Or celui-ci affirme que la vérité doit être inventée pour apparaître. Quelle «vérité» fait-il donc apparaître ici ? Quel rapport a-t-elle avec ce dont parlent les témoins ? Les rescapés qui font part de leur effort de comprendre les tueurs constatent que cet effort est inutile. Si comprendre est un tourment propre aux sur - vivants, c’est que cet effort se montre aussi vain qu’il semble vital, et qu’il est atroce de découvrir qu’il n’y a rien à comprendre dans un crime où l’on a tout perdu. Et cette « expérience subjective » - là, qui ramène le rescapé au solipsisme d’une souffrance absurde, l’auteur ne semble pas l’entendre.

Cette surdité est constitutive de l’écriture fictionnelle du Passé devant soi. Le romancier fait « aller vers l’horreur » en gommant non seulement le rien à comprendre, le vide de pensée du tueur, mais « l’expérience subjective » du rescapé qui découvre ce vide, et dont l’effort de compréhension se retourne sur lui-même. Tout en mettant entre parenthèses cette expérience propre au survivant, Gatore a inventé une expérience subjective qui serait propre au tueur. Or si cette invention fait apparaître une vérité, celle-ci n’a rien à voir avec la violence des massacres ni leur cause : elle montre que l’expérience subjective est parfois un mythe auquel la littérature a du mal à renoncer. Ce qui rend incompréhensible et insupportable l’acte de tuer dans le cas du génocide, c’est qu’il n’a justement pas donné lieu à une telle expérience, ni pendant, ni après ; c’est que pour l’acte de l’exécuteur il n’y a précisément pas de sujet, donc pas d’empathie possible - ni pour le tueur à l’égard de la victime, ni pour le romancier à l’égard du tueur. Au lieu de faire apparaître ce vide, certes ingrat pour l’artiste, Gatore a inventé un monde intérieur luxuriant dont la vérité ne concerne que la littérature, son désir et son impuissance ici. De quelle expérience subjective parle Gatore, sinon de son besoin d’écrire un roman où pourraient s’aimer en pensée la victime et l’exécuteur?

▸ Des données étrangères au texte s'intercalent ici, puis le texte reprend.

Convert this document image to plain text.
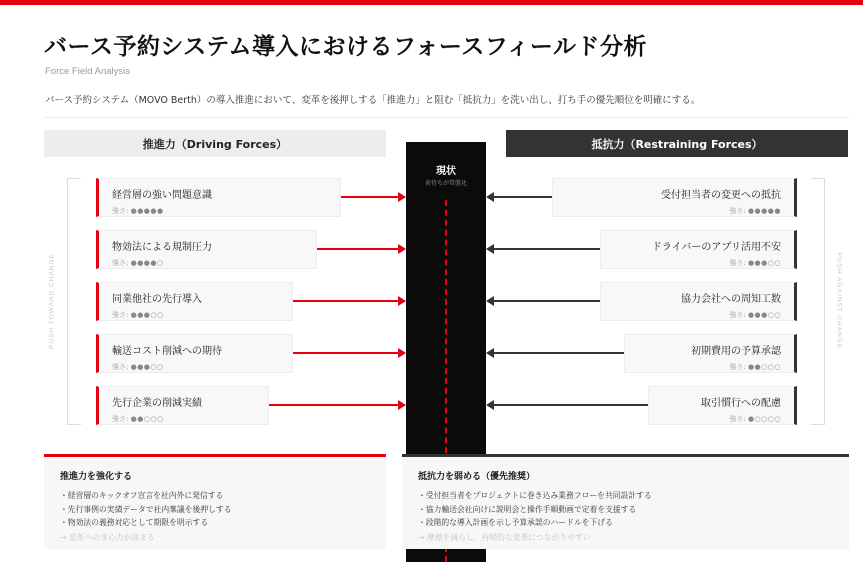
バース予約システム導入におけるフォースフィールド分析
Force Field Analysis
バース予約システム（MOVO Berth）の導入推進において、変革を後押しする「推進力」と阻む「抵抗力」を洗い出し、打ち手の優先順位を明確にする。
推進力（Driving Forces）	抵抗力（Restraining Forces）
PUSH TOWARD CHANGE	PUSH AGAINST CHANGE
現状
荷待ちが常態化
経営層の強い問題意識
強さ: ●●●●●
物効法による規制圧力
強さ: ●●●●○
同業他社の先行導入
強さ: ●●●○○
輸送コスト削減への期待
強さ: ●●●○○
先行企業の削減実績
強さ: ●●○○○
受付担当者の変更への抵抗
強さ: ●●●●●
ドライバーのアプリ活用不安
強さ: ●●●○○
協力会社への周知工数
強さ: ●●●○○
初期費用の予算承認
強さ: ●●○○○
取引慣行への配慮
強さ: ●○○○○
推進力を強化する
・経営層のキックオフ宣言を社内外に発信する
・先行事例の実績データで社内稟議を後押しする
・物効法の義務対応として期限を明示する
→ 変革への求心力が高まる
抵抗力を弱める（優先推奨）
・受付担当者をプロジェクトに巻き込み業務フローを共同設計する
・協力輸送会社向けに説明会と操作手順動画で定着を支援する
・段階的な導入計画を示し予算承認のハードルを下げる
→ 摩擦を減らし、持続的な変革につながりやすい
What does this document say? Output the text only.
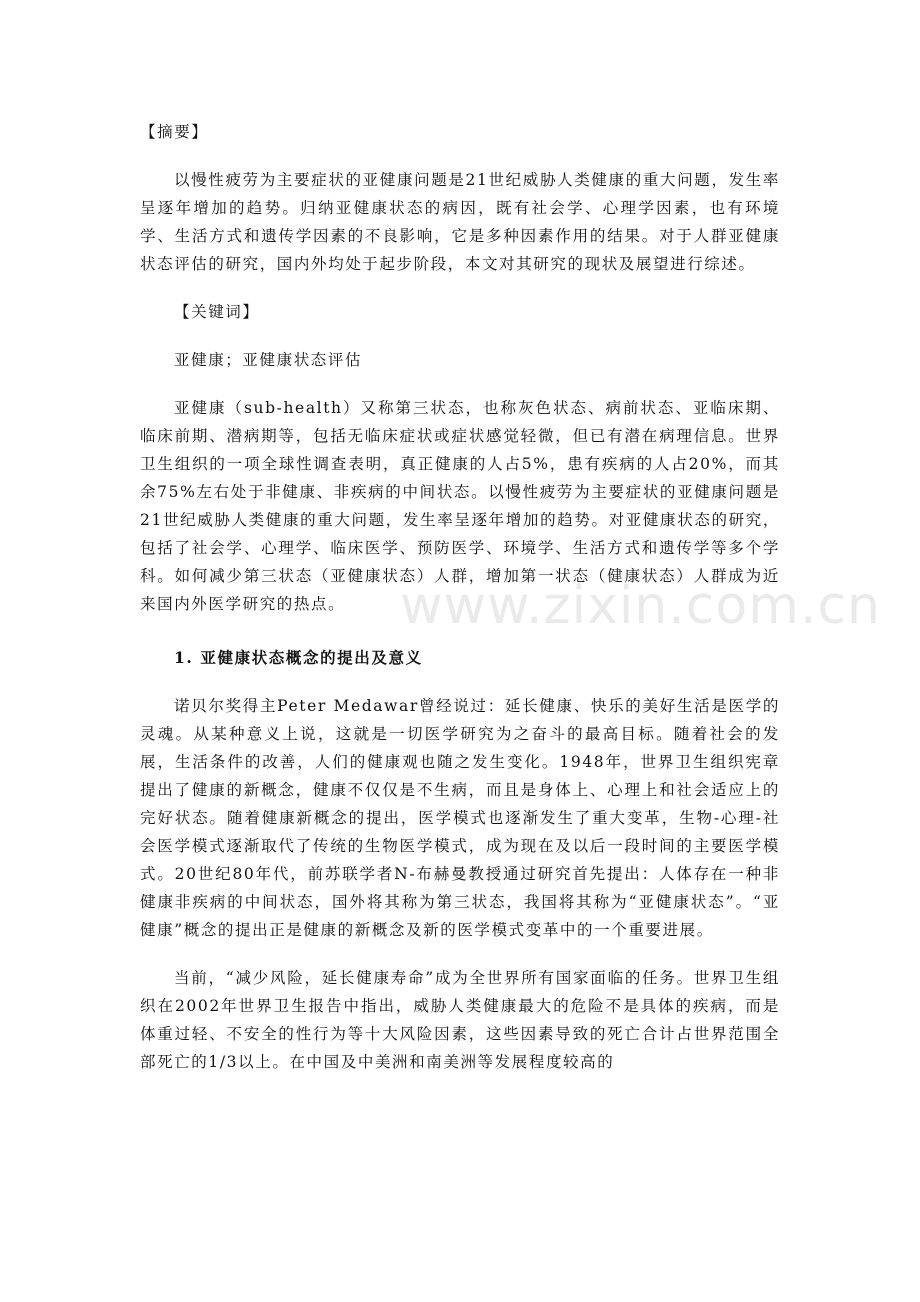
【摘要】

以慢性疲劳为主要症状的亚健康问题是21世纪威胁人类健康的重大问题，发生率呈逐年增加的趋势。归纳亚健康状态的病因，既有社会学、心理学因素，也有环境学、生活方式和遗传学因素的不良影响，它是多种因素作用的结果。对于人群亚健康状态评估的研究，国内外均处于起步阶段，本文对其研究的现状及展望进行综述。

【关键词】

亚健康；亚健康状态评估

亚健康（sub-health）又称第三状态，也称灰色状态、病前状态、亚临床期、临床前期、潜病期等，包括无临床症状或症状感觉轻微，但已有潜在病理信息。世界卫生组织的一项全球性调查表明，真正健康的人占5%，患有疾病的人占20%，而其余75%左右处于非健康、非疾病的中间状态。以慢性疲劳为主要症状的亚健康问题是21世纪威胁人类健康的重大问题，发生率呈逐年增加的趋势。对亚健康状态的研究，包括了社会学、心理学、临床医学、预防医学、环境学、生活方式和遗传学等多个学科。如何减少第三状态（亚健康状态）人群，增加第一状态（健康状态）人群成为近来国内外医学研究的热点。

1. 亚健康状态概念的提出及意义

诺贝尔奖得主Peter Medawar曾经说过：延长健康、快乐的美好生活是医学的灵魂。从某种意义上说，这就是一切医学研究为之奋斗的最高目标。随着社会的发展，生活条件的改善，人们的健康观也随之发生变化。1948年，世界卫生组织宪章提出了健康的新概念，健康不仅仅是不生病，而且是身体上、心理上和社会适应上的完好状态。随着健康新概念的提出，医学模式也逐渐发生了重大变革，生物-心理-社会医学模式逐渐取代了传统的生物医学模式，成为现在及以后一段时间的主要医学模式。20世纪80年代，前苏联学者N-布赫曼教授通过研究首先提出：人体存在一种非健康非疾病的中间状态，国外将其称为第三状态，我国将其称为“亚健康状态”。“亚健康”概念的提出正是健康的新概念及新的医学模式变革中的一个重要进展。

当前，“减少风险，延长健康寿命”成为全世界所有国家面临的任务。世界卫生组织在2002年世界卫生报告中指出，威胁人类健康最大的危险不是具体的疾病，而是体重过轻、不安全的性行为等十大风险因素，这些因素导致的死亡合计占世界范围全部死亡的1/3以上。在中国及中美洲和南美洲等发展程度较高的

www.zixin.com.cn
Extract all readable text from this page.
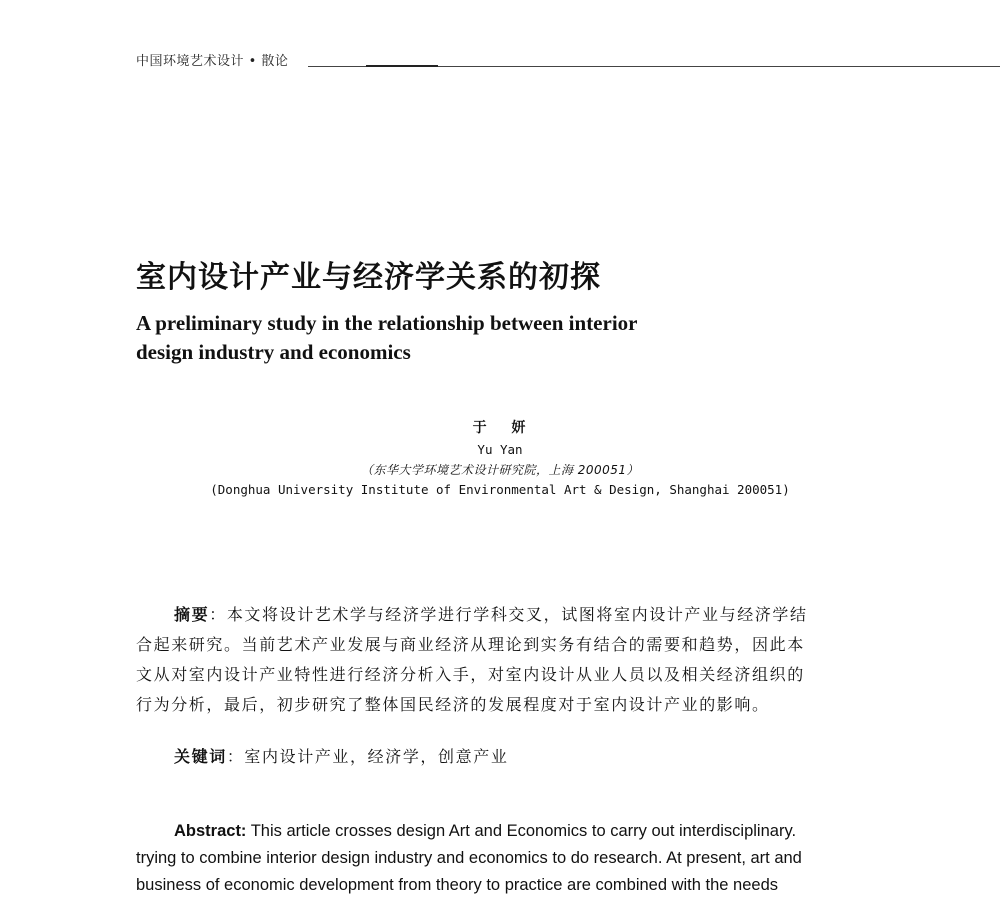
中国环境艺术设计 • 散论
室内设计产业与经济学关系的初探
A preliminary study in the relationship between interior
design industry and economics
于 妍
Yu Yan
（东华大学环境艺术设计研究院，上海 200051）
(Donghua University Institute of Environmental Art & Design, Shanghai 200051)
摘要：本文将设计艺术学与经济学进行学科交叉，试图将室内设计产业与经济学结
合起来研究。当前艺术产业发展与商业经济从理论到实务有结合的需要和趋势，因此本
文从对室内设计产业特性进行经济分析入手，对室内设计从业人员以及相关经济组织的
行为分析，最后，初步研究了整体国民经济的发展程度对于室内设计产业的影响。
关键词：室内设计产业，经济学，创意产业
Abstract: This article crosses design Art and Economics to carry out interdisciplinary.
trying to combine interior design industry and economics to do research. At present, art and
business of economic development from theory to practice are combined with the needs
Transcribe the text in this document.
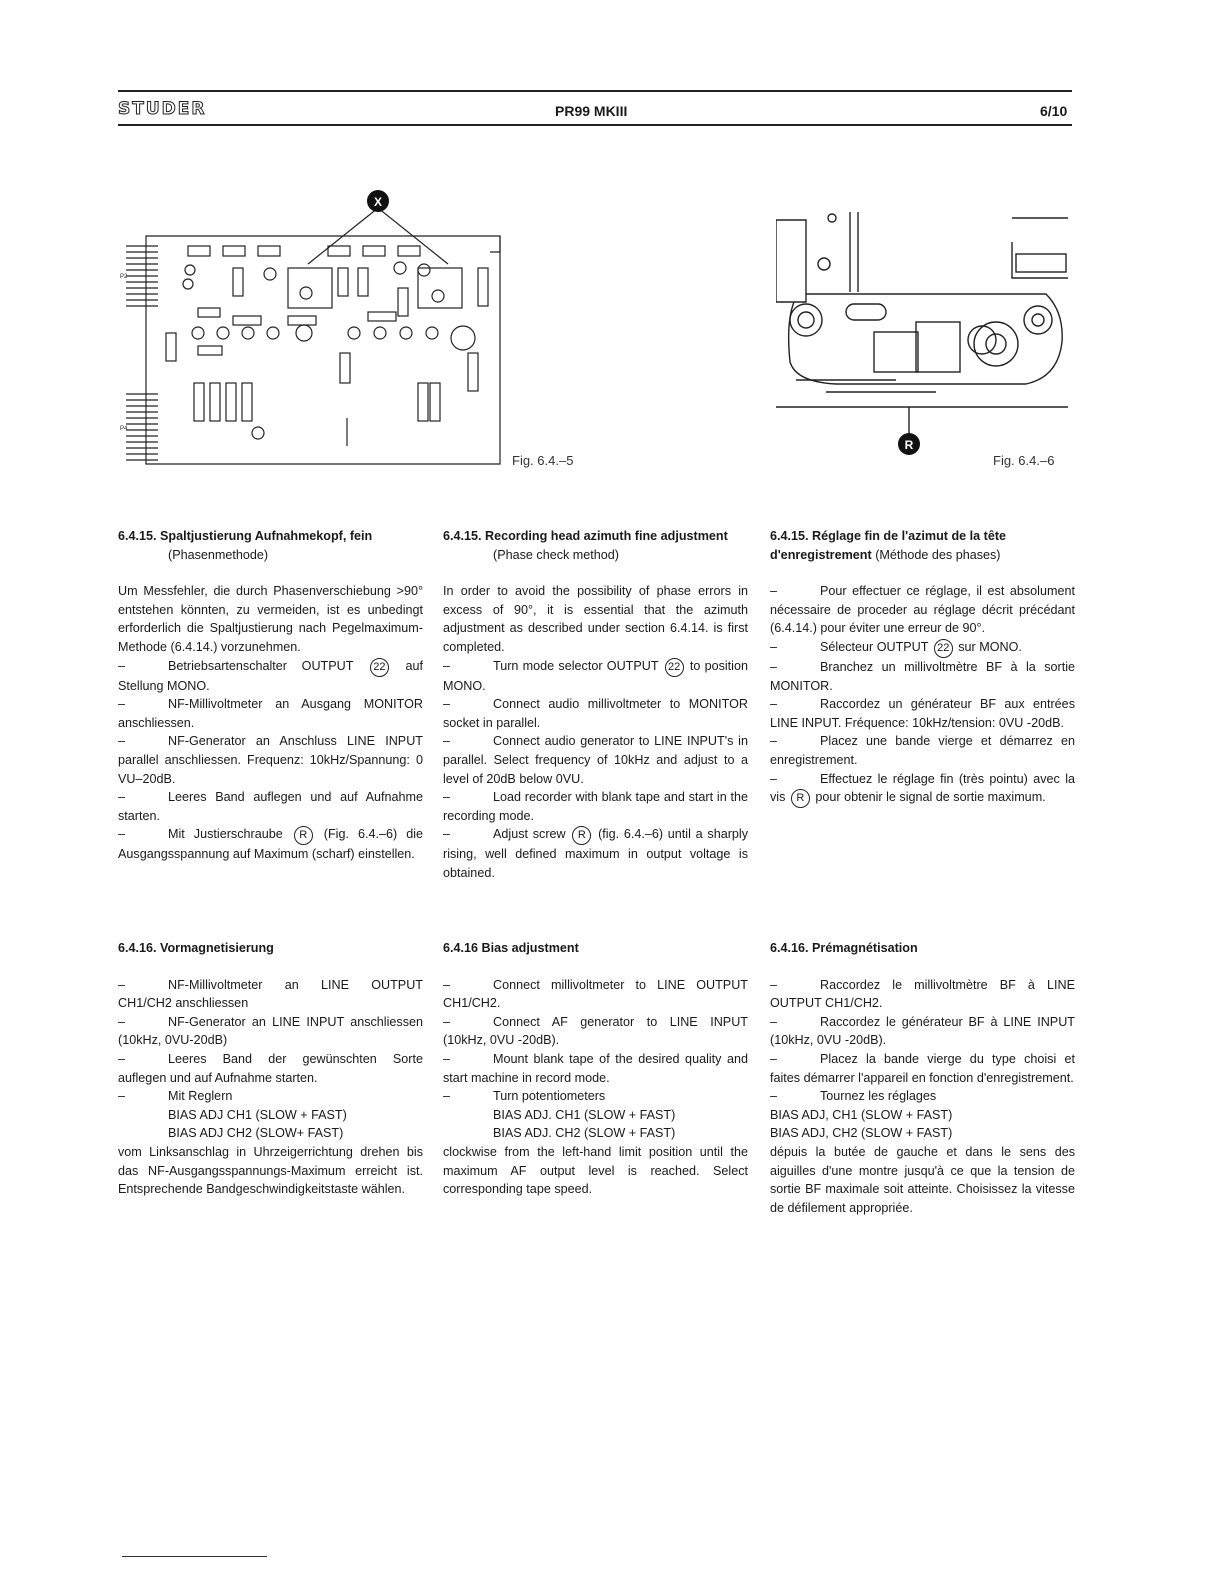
STUDER	PR99 MKIII	6/10
X
P2
P4
Fig. 6.4.–5
R
Fig. 6.4.–6
6.4.15. Spaltjustierung Aufnahmekopf, fein
(Phasenmethode)

Um Messfehler, die durch Phasenverschiebung >90° entstehen könnten, zu vermeiden, ist es unbedingt erforderlich die Spaltjustierung nach Pegelmaximum-Methode (6.4.14.) vorzunehmen.

–	Betriebsartenschalter OUTPUT 22 auf Stellung MONO.

–	NF-Millivoltmeter an Ausgang MONITOR anschliessen.

–	NF-Generator an Anschluss LINE INPUT parallel anschliessen. Frequenz: 10kHz/Spannung: 0 VU–20dB.

–	Leeres Band auflegen und auf Aufnahme starten.

–	Mit Justierschraube R (Fig. 6.4.–6) die Ausgangsspannung auf Maximum (scharf) einstellen.

6.4.15. Recording head azimuth fine adjustment
(Phase check method)

In order to avoid the possibility of phase errors in excess of 90°, it is essential that the azimuth adjustment as described under section 6.4.14. is first completed.

–	Turn mode selector OUTPUT 22 to position MONO.

–	Connect audio millivoltmeter to MONITOR socket in parallel.

–	Connect audio generator to LINE INPUT's in parallel. Select frequency of 10kHz and adjust to a level of 20dB below 0VU.

–	Load recorder with blank tape and start in the recording mode.

–	Adjust screw R (fig. 6.4.–6) until a sharply rising, well defined maximum in output voltage is obtained.

6.4.15. Réglage fin de l'azimut de la tête d'enregistrement (Méthode des phases)

–	Pour effectuer ce réglage, il est absolument nécessaire de proceder au réglage décrit précédant (6.4.14.) pour éviter une erreur de 90°.

–	Sélecteur OUTPUT 22 sur MONO.

–	Branchez un millivoltmètre BF à la sortie MONITOR.

–	Raccordez un générateur BF aux entrées LINE INPUT. Fréquence: 10kHz/tension: 0VU -20dB.

–	Placez une bande vierge et démarrez en enregistrement.

–	Effectuez le réglage fin (très pointu) avec la vis R pour obtenir le signal de sortie maximum.

6.4.16. Vormagnetisierung

–	NF-Millivoltmeter an LINE OUTPUT CH1/CH2 anschliessen

–	NF-Generator an LINE INPUT anschliessen (10kHz, 0VU-20dB)

–	Leeres Band der gewünschten Sorte auflegen und auf Aufnahme starten.

–	Mit Reglern

BIAS ADJ CH1 (SLOW + FAST)

BIAS ADJ CH2 (SLOW+ FAST)

vom Linksanschlag in Uhrzeigerrichtung drehen bis das NF-Ausgangsspannungs-Maximum erreicht ist. Entsprechende Bandgeschwindigkeitstaste wählen.

6.4.16 Bias adjustment

–	Connect millivoltmeter to LINE OUTPUT CH1/CH2.

–	Connect AF generator to LINE INPUT (10kHz, 0VU -20dB).

–	Mount blank tape of the desired quality and start machine in record mode.

–	Turn potentiometers

BIAS ADJ. CH1 (SLOW + FAST)

BIAS ADJ. CH2 (SLOW + FAST)

clockwise from the left-hand limit position until the maximum AF output level is reached. Select corresponding tape speed.

6.4.16. Prémagnétisation

–	Raccordez le millivoltmètre BF à LINE OUTPUT CH1/CH2.

–	Raccordez le générateur BF à LINE INPUT (10kHz, 0VU -20dB).

–	Placez la bande vierge du type choisi et faites démarrer l'appareil en fonction d'enregistrement.

–	Tournez les réglages

BIAS ADJ, CH1 (SLOW + FAST)

BIAS ADJ, CH2 (SLOW + FAST)

dépuis la butée de gauche et dans le sens des aiguilles d'une montre jusqu'à ce que la tension de sortie BF maximale soit atteinte. Choisissez la vitesse de défilement appropriée.
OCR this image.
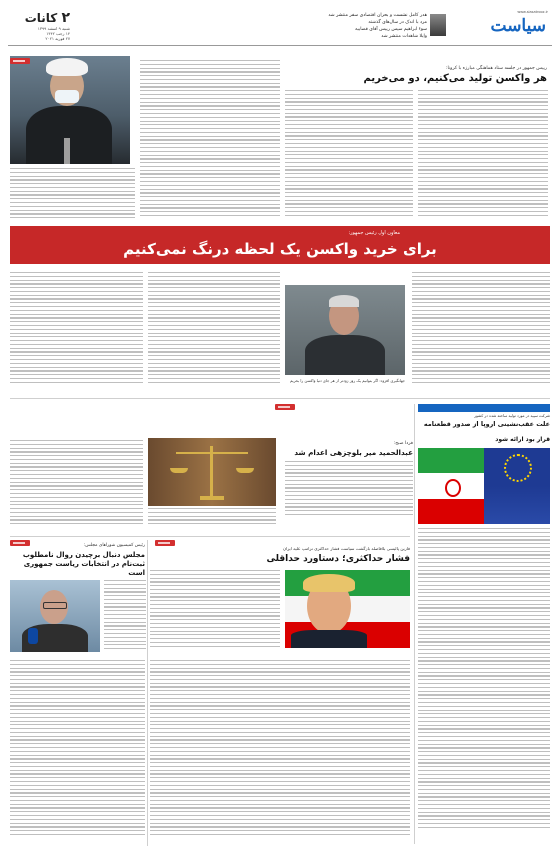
www.siasatrooz.ir
سیاست
هدر کامل نشست و بحران اقتصادی سفر منتشر شد
مرد با اندک در سال‌های گذشته
سوء ابراهیم سپس رییس آقای قضاییه
وایلا شاهدات منتشر شد
۲ کانات
شنبه ۹ اسفند ۱۳۹۹
۱۴ رجب ۱۴۴۲
۲۷ فوریه ۲۰۲۱
رییس جمهور در جلسه ستاد هماهنگی مبارزه با کرونا:
هر واکسن تولید می‌کنیم، دو می‌خریم
معاون اول رئیس جمهور:
برای خرید واکسن یک لحظه درنگ نمی‌کنیم
جهانگیری افزود: اگر بتوانیم یک روز زودتر از هر جای دنیا واکسن را بخریم
فردا صبح:
عبدالحمید میر بلوچزهی اعدام شد
شرکت سپید در مورد تولید ساخته شده در کشور
علت عقب‌نشینی اروپا از صدور قطعنامه
قرار بود ارائه شود
رئیس کمیسیون شوراهای مجلس:
مجلس دنبال برچیدن روال نامطلوب ثبت‌نام در انتخابات ریاست جمهوری است
فارین پالیسی بلافاصله بازگشت سیاست فشار حداکثری ترامپ علیه ایران
فشار حداکثری؛ دستاورد حداقلی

Communauté poétique et sacrifice littéraire

Que dit le roman pour finir ? Survivant, Niko est la figure d’un schisme qui le conduit vers la vie animale. Mais l’évocation de l’animalité est moins l’indice d’une perte d’humanité que la promesse d’une humanité reconquise : elle est moins l’inhumain que le post-humain. Cette ambivalence explique la multiplication des séquences où l’animal et l’homme se rencontrent, voisinent et fusionnent, créant une communauté de l’après dans l’île de la grotte, où coule en secret une eau chaude à destination des vivants. Après avoir tenté d’apprendre à un jeune chevreau à parler le langage des hommes, lui l’enfant solitaire et muet, après avoir éprouvé la jouissance d’une communauté sanglante, l’enfant tueur trouve refuge dans un chez nous qu’il partage avec une tribu de singes, non loin de trois êtres humains qui se sont comme lui retirés du monde après les massacres : un vieil homme qui a caché des barbares, une femme violée, et un troisième personnage plus énigmatique. Cette communauté des séparés ne symbolise pas une réconciliation ; ces isolats humains sont voués à se regarder, d’un regard qui rappelle au tueur son crime : la femme violée rappelle à Niko ses victimes. En s’abandonnant aux singes il tente d’expier sa faute, et exprime une nostalgie d’humanité qui se mue en figure de la vie impossible. Car si les pouvoirs dévolus aux singes – celui de vivre ensemble et d’enterrer un mort – font de leur société une figure de l’humanité primitive, celle-ci est pleine aussi d’une inquiétante étrangeté : ces singes insulaires, à la fois sages et anges, sont aussi fossoyeurs et sacrificateurs. Ange gardien de l’enfant assassin, le singe est aussi le garant de son sacrifice final.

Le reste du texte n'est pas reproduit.